The focus of the Ford Conservatives and the Council of Trustees’ Association (CTA) should be on negotiating an agreement, says Walton. “There’s ample time to do that before Wednesday, but instead the Government seems intent on spreading misinformation, and the CTA is threatening legal action against allies of the OSSTF. This is a distraction from what matters: an agreement that ensures a strong public education system.”
The Government and the CTA refusing to negotiate a fair collective agreement initially lead the OSSTF – as well as the Elementary Teachers’ Federation of Ontario (ETFO) - to initiate a limited withdrawal of administrative services that began November 26.
“CUPE education workers’ recent agreement that averted a strike and forced the Conservatives to back down on concessions, restored services, and put money back into services was won in no small part because of the support of allies,” says Fred Hahn, CUPE Ontario President. “But now the Minister of Education is using that agreement as a wedge against allies who stood with us.
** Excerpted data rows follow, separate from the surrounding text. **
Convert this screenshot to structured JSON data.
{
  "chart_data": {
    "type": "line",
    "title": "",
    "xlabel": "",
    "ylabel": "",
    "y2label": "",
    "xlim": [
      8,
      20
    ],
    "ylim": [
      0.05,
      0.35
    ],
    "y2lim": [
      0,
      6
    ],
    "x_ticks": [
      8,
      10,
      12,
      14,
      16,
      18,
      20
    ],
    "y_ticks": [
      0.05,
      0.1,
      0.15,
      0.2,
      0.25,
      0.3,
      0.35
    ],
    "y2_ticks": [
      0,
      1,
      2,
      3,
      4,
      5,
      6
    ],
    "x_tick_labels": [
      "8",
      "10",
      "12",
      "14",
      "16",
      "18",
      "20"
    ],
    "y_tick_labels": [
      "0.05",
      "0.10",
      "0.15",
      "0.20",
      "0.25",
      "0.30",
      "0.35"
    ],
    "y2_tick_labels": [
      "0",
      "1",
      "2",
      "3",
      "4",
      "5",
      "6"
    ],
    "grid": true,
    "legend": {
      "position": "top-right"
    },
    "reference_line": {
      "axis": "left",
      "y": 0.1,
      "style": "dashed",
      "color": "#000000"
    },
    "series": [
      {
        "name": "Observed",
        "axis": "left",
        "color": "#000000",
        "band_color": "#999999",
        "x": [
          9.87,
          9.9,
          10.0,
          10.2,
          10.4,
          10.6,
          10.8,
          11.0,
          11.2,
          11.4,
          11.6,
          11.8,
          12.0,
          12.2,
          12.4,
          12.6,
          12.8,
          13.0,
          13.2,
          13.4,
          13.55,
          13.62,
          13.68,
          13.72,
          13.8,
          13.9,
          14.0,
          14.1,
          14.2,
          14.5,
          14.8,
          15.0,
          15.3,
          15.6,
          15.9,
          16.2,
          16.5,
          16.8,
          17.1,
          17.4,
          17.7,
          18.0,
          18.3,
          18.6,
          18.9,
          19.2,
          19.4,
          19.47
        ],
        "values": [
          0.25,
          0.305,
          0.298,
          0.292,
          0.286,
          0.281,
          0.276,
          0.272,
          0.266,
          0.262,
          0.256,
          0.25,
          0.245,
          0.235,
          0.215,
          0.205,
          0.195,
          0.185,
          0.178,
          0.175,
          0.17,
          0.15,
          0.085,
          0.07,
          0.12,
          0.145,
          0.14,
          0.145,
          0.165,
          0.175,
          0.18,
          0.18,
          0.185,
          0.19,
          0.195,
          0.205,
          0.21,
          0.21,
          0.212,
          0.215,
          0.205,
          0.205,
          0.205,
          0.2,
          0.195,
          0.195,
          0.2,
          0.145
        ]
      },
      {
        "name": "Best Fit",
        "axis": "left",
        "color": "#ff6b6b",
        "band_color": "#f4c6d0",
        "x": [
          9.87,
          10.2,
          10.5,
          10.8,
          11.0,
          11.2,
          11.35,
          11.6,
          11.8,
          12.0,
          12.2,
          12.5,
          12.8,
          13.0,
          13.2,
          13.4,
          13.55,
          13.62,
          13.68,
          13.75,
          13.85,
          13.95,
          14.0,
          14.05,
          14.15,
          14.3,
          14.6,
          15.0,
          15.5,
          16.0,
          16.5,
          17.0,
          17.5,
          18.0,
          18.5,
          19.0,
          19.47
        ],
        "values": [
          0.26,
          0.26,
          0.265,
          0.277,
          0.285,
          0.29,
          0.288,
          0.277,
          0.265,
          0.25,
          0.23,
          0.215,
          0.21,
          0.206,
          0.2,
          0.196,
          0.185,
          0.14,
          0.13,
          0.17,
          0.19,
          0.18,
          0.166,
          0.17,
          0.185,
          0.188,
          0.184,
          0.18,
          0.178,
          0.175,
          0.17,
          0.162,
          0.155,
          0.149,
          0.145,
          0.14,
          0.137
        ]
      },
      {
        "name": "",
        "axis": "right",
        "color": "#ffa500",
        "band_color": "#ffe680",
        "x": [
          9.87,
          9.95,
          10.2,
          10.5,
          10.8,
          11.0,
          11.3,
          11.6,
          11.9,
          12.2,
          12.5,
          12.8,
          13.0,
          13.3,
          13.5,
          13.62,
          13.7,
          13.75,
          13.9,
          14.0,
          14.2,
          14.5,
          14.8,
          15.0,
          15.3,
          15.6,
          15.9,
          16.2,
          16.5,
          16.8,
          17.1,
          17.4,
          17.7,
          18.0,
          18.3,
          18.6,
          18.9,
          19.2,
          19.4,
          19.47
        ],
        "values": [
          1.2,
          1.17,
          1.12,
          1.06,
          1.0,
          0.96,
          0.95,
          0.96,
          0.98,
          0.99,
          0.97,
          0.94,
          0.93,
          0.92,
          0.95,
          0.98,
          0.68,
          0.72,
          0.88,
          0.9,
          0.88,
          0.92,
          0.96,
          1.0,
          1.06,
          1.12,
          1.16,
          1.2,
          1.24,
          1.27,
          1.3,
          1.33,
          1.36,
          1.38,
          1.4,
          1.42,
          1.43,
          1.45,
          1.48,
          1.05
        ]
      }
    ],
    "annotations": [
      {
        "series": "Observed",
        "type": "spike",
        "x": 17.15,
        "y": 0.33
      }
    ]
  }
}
We stand with them in their efforts to defend public education.”
The leadership of the union therefore recommends to locals that they exercise their democratic right to engage in political protest and support their allies who will participate in province-wide picket lines.
“We always say that we’re a team in our schools and a team in the streets and we’re proving it by recommending that we refuse to cross picket lines,” says Walton. “Whether it’s elementary teachers, Catholic school teachers, secondary teachers, support staff, or parents, we all share their desire for a strong, publicly-funded and publicly-delivered education system and we will support them until we win it together.”